Kaufman hatte sich in Amerika einen Namen als Gesicht der chaotischen Comedy gemacht. Als Darsteller von SNL, tatsächlich das einzige Darsteller-Mitglied, das jemals aus der Show abgewählt wurde, erlangte Kaufman einen Ruf für Stunts und surrealistische Comedy. Er ließ die meisten seiner Zuschauer ständig darüber nachdenken, ob er es ernst meinte oder nicht, und versuchte, den Ernst der Situation vor ihnen zu entschlüsseln. Er war die perfekte Figur für den Song. „Andy Kauffman war ein Performance-Künstler“, so Mills weiter. „Er war kein Comedian, er war kein Komiker, er war ein Performance-Künstler. Manches von dem, was er tat, war lustig, manches war nervig, manches war irritierend – aber es war immer provokativ. Als solcher war er jemand, bei dem man nicht genau sagen konnte, was er war und was er nicht war. War er tot? Hat er geschwindelt?

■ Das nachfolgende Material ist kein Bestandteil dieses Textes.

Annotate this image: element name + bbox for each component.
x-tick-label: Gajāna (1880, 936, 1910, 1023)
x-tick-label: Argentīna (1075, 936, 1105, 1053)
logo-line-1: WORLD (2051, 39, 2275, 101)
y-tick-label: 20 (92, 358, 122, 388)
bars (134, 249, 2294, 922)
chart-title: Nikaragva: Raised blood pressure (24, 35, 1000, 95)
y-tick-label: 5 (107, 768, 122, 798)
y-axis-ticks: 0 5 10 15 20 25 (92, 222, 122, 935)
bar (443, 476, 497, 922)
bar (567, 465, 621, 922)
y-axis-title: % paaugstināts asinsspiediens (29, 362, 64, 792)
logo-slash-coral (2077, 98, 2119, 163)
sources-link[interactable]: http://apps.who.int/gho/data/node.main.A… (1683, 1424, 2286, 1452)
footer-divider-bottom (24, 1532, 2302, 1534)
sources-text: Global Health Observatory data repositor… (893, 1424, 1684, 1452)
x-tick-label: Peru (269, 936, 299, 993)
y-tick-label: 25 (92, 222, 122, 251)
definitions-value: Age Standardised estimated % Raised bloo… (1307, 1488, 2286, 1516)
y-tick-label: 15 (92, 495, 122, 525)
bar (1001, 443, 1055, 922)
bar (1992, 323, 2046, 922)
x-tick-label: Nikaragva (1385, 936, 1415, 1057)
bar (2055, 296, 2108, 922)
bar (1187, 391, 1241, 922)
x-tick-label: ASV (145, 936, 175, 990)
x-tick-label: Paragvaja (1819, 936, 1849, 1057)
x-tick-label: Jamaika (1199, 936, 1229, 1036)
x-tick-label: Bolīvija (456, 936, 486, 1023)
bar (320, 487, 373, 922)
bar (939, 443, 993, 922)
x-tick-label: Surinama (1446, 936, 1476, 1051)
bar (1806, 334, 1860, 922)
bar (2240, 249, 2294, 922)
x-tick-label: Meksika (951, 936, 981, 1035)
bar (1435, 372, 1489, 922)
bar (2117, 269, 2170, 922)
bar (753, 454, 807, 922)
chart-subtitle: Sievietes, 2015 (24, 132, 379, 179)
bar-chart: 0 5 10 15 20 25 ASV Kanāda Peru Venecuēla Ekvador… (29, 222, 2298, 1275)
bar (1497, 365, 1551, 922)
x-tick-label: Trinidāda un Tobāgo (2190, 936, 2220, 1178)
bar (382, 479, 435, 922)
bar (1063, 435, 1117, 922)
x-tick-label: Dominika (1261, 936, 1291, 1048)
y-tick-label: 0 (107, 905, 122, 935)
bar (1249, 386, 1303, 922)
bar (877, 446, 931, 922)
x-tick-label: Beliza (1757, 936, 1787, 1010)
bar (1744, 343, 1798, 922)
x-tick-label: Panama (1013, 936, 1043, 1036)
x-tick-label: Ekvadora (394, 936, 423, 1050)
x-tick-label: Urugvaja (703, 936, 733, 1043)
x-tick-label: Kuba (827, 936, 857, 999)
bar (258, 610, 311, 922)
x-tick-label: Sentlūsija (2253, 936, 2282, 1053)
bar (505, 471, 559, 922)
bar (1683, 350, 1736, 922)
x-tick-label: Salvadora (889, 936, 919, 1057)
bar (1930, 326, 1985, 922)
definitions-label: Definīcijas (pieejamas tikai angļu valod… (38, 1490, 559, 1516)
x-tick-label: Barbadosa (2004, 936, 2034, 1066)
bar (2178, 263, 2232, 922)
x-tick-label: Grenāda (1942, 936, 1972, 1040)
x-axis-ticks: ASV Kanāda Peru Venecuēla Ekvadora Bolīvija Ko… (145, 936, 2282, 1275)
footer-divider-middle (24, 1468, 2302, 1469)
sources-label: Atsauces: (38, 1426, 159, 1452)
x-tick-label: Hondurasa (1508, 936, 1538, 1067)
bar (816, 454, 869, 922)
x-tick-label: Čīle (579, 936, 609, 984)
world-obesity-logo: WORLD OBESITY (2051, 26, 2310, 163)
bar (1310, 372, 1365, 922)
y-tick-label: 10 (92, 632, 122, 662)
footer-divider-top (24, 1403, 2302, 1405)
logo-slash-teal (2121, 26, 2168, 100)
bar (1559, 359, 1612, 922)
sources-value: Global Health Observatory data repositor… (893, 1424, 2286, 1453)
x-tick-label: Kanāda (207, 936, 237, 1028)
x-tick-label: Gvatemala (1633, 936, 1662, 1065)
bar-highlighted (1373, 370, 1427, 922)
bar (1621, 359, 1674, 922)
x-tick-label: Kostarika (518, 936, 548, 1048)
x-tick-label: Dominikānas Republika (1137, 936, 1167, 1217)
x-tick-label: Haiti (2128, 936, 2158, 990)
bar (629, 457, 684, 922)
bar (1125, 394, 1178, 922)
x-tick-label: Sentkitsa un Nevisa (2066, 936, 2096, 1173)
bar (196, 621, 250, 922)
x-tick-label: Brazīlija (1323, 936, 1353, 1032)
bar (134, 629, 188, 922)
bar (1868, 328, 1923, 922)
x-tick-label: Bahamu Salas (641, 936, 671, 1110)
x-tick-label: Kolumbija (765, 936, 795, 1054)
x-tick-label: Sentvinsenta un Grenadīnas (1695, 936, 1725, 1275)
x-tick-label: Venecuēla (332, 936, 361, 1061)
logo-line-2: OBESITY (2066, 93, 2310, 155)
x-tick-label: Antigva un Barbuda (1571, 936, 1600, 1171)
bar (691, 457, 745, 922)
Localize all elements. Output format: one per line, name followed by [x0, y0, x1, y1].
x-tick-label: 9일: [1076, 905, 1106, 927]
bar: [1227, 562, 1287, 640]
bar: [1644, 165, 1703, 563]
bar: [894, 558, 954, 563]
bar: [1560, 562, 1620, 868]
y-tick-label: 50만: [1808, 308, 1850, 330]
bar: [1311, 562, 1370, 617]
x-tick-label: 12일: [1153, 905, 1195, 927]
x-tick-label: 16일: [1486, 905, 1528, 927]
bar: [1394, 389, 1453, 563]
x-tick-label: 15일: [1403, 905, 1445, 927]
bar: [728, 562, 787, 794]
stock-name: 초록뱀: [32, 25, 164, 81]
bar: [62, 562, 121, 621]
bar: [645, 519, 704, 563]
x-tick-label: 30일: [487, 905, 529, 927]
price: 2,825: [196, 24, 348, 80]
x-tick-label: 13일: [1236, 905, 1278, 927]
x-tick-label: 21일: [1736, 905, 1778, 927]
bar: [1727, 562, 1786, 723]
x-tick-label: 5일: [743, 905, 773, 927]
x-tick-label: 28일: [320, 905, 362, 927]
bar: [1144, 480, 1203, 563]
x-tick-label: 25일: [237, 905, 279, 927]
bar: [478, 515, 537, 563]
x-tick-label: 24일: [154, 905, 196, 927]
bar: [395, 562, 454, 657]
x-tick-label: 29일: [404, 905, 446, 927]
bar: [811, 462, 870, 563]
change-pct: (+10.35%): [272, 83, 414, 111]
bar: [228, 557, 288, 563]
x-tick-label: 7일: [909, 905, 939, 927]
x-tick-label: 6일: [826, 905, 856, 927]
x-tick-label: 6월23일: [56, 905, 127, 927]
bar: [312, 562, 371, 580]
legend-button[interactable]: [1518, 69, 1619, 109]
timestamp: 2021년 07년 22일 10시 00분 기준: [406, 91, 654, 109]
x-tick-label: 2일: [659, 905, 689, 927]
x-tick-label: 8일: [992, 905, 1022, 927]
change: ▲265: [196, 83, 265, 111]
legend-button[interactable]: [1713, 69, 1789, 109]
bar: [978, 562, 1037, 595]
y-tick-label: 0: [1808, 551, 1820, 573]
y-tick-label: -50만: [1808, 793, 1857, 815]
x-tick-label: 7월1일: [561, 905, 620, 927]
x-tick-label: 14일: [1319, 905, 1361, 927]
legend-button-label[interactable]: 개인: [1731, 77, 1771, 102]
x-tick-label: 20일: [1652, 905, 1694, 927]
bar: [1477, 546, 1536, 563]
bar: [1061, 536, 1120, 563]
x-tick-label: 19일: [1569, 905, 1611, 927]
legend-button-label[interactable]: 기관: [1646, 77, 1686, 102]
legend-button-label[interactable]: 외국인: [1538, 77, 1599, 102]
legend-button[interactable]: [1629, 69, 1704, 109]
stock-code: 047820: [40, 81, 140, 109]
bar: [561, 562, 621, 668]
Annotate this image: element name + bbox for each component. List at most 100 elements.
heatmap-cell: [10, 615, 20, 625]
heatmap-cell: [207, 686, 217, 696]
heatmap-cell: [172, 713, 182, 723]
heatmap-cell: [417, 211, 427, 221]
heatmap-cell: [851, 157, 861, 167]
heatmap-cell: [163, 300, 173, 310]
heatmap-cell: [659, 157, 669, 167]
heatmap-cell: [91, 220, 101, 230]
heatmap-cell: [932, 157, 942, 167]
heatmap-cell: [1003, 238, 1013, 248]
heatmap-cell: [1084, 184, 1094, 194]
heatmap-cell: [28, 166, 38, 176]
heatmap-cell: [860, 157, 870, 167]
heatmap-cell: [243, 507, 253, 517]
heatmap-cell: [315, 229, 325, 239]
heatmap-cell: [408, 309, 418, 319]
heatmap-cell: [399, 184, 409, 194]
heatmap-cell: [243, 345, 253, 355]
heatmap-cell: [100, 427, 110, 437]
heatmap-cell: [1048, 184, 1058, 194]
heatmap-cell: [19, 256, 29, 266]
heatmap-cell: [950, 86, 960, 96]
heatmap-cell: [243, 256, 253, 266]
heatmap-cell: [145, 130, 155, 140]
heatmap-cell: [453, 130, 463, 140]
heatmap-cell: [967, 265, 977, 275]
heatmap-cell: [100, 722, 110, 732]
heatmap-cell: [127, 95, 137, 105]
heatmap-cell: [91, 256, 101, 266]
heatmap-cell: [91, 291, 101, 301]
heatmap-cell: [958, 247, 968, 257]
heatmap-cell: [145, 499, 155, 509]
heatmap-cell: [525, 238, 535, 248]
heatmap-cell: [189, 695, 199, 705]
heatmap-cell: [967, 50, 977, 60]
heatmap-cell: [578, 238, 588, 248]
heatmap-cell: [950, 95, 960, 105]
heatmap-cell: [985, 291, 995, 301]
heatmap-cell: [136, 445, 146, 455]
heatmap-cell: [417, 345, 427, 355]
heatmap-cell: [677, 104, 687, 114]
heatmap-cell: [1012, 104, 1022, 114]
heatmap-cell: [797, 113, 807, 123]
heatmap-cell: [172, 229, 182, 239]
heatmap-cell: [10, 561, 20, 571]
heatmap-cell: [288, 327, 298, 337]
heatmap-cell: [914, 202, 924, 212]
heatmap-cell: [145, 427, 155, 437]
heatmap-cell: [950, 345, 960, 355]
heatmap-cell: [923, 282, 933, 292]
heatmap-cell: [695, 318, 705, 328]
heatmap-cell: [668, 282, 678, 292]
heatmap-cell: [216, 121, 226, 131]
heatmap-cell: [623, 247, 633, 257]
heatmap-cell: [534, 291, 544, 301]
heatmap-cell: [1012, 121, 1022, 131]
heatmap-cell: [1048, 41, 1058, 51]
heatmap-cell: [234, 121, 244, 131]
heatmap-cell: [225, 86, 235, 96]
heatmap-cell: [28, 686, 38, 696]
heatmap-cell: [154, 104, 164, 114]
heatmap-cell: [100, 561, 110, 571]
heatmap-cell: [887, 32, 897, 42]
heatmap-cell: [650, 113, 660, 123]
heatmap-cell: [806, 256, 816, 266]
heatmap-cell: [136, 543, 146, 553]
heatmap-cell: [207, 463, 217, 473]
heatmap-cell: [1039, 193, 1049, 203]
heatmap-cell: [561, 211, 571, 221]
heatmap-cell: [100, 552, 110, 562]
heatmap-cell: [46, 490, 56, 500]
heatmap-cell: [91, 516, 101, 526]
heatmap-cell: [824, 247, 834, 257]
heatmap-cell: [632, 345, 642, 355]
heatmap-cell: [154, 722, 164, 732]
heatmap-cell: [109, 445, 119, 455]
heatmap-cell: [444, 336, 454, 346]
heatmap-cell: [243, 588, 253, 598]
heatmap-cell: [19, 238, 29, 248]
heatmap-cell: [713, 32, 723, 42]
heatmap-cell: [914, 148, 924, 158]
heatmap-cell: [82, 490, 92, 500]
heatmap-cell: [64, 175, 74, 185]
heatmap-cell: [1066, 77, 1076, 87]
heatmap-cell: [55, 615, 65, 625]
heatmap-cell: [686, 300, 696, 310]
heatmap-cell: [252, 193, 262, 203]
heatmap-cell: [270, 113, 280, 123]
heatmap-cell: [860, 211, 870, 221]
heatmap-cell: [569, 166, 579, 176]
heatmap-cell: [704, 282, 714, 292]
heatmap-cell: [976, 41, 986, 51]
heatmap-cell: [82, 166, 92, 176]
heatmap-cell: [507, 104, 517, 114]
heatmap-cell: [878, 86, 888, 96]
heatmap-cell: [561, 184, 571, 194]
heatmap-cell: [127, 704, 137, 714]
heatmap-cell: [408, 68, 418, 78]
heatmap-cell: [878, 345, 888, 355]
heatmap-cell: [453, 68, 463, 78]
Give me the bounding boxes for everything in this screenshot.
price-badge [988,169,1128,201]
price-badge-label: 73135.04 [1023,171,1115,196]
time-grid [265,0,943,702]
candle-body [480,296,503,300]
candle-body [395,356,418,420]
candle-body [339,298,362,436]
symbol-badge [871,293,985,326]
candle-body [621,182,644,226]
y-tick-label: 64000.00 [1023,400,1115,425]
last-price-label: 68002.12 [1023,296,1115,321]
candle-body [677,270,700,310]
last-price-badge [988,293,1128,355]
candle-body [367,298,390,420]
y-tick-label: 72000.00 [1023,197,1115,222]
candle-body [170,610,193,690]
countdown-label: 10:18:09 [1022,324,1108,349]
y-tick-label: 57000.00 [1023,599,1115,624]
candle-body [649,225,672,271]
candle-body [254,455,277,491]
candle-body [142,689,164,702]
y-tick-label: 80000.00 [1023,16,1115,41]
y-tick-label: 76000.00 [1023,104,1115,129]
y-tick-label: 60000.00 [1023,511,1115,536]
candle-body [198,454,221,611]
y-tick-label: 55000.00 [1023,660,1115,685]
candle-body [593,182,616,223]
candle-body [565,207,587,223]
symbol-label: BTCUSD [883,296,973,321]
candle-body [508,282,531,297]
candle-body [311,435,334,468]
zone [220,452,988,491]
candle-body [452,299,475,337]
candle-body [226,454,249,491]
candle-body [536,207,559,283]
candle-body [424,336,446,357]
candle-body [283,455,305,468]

„Er ist der perfekte Geist, um Sie durch diese Tour des Hinterfragens von Dingen zu führen. Hat die Mondlandung wirklich stattgefunden? Ist Elvis wirklich tot? Er war zu diesem Zeitpunkt eine Art flüchtige Figur, also war er der perfekte Typ, um all diese Dinge miteinander zu verbinden, während man durch die Kindheit und die Prüfsteine des Lebens reist.“
Der Spagat zwischen populären Edelsteinen und persönlichen Mantras war schon immer das, was R.E.M. zu einer großen Band machte. Dieser Song bleibt ein leuchtendes Juwel dieses Ethos, das in der Pop-Krone der Band glitzert. Er bietet die Sichtweise einer ganzen Gesellschaft, passend zu einer der demokratischsten Bands, über die man jemals stolpern kann.
‚Man on the Moon‘ fordert uns alle auf, unseren Verstand zu öffnen, unseren Herzen zu vertrauen und dem Leben mit dem Wissen um seine angeborene Zerbrechlichkeit zu begegnen. Die Welt mag damals ein beängstigender Ort gewesen sein, aber jetzt können wir sicher sein, dass sie es ist. Es mag wie ein einfacher Popsong erscheinen, aber wie der Track Sie dazu ermutigt, muss man jeden Text hinterfragen und die Philosophie in seinem Kern finden.